Ричард слышал уже много человеческих выражений, некоторые из них были непонятны, такие как про бабу, от которой кобыле, почему то легче, некоторые обидны и даже оскорбительны. Играть в кошки-мышки – ну как можно догадаться до такого, чтобы кот играл с мышью, этой противной маленькой писклей! Да лучше проглотить шерсти клок. И почему это все выражения должны быть непонятны, почему бы не сказать прямо чего хочешь, а не делать столь задумчивую физиономию приговаривая ''да ты весь в смоле, дружище''. Вестник еще раз пощупал котенка и покачал головой. Ох уж эти люди, подумал Ричард, все они усложняют. Он настойчиво не понимал этого нового для него выражения про какую-то смолу, и уже пытался слезть с мохнатых рук Вестника, как они, сцепившись не дали ему прохода.
– Куда побежал, тебя надо мыть, – произнес он спокойно.
– ''Как мыть!?'' – встрепенулся кот. Что такое мыть он знал. Туда где он раньше жил с матерью кошкой, как-то заявился кот со своей прислугой, вроде бы, какой-то дальний родственник. Кот этот был настолько пуглив, что стоило чему-либо зашуметь, как он бежал словно ошалелый и прятался в ближайший укромный угол.
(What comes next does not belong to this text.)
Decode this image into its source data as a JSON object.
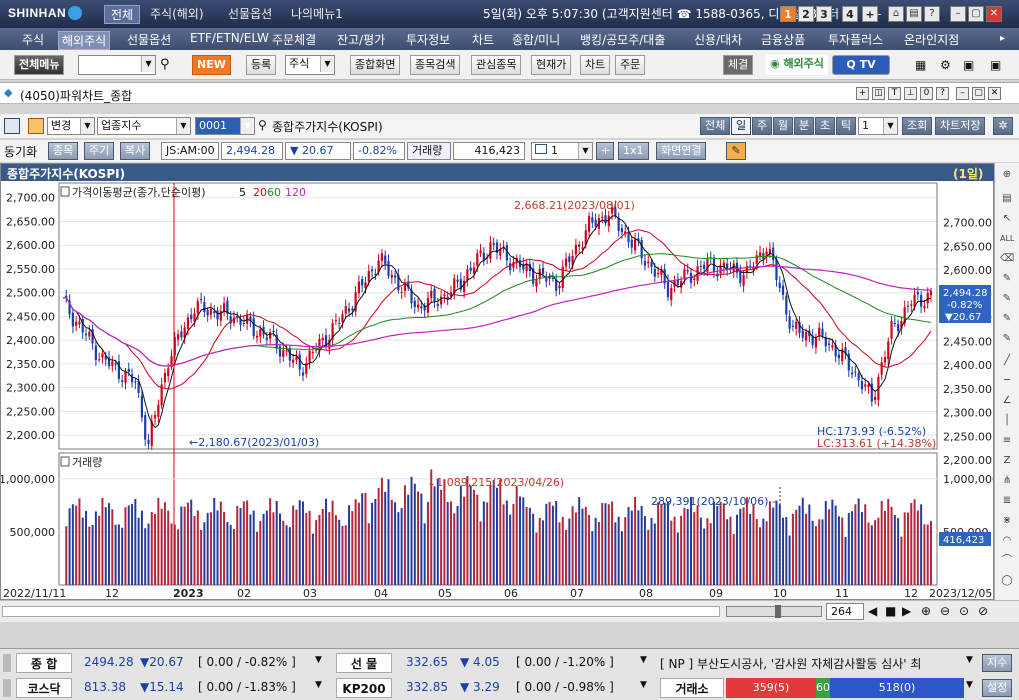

Однажды, он стоял на подоконнике среди расставленных на нем цветов в горшках, и совсем не заметил, как кто-то из прислуги подкрался сзади. Вернее заметил, но было поздно, он так сильно испугался, что протаранил все горшки с цветами пока бегал по подоконнику взад вперед, прежде чем соскользнуть с него, цепляясь за фикус, как за последнюю надежду. Еще долго, весь чумазый, перепачканный землей, он бегал по всем королевским владениям от нерасторопной прислуги, а когда услышал, что его будут мыть, то забился в самый дальний и темный угол, что только был. Видимо он очень хорошо знал, что его ждет. Вскоре его все же достали, увели в маленькую комнату, и за плотно закрытой дверью с четверть часа раздавались плеск воды, истеричные крики кота, скрежет когтей о чугун ванны. А после вынесли мокрого изнеможденного кота, с еще более угрюмой мордой, чем до этого. Ричард не знал, что происходило за дверью в небольшую комнату, но был уверен, что там происходило что-то страшное, повергающее котов в ужас. Он как то пытался спросить об этом у кота-родственника, но тот всякий раз удирал, как только слышал об этом.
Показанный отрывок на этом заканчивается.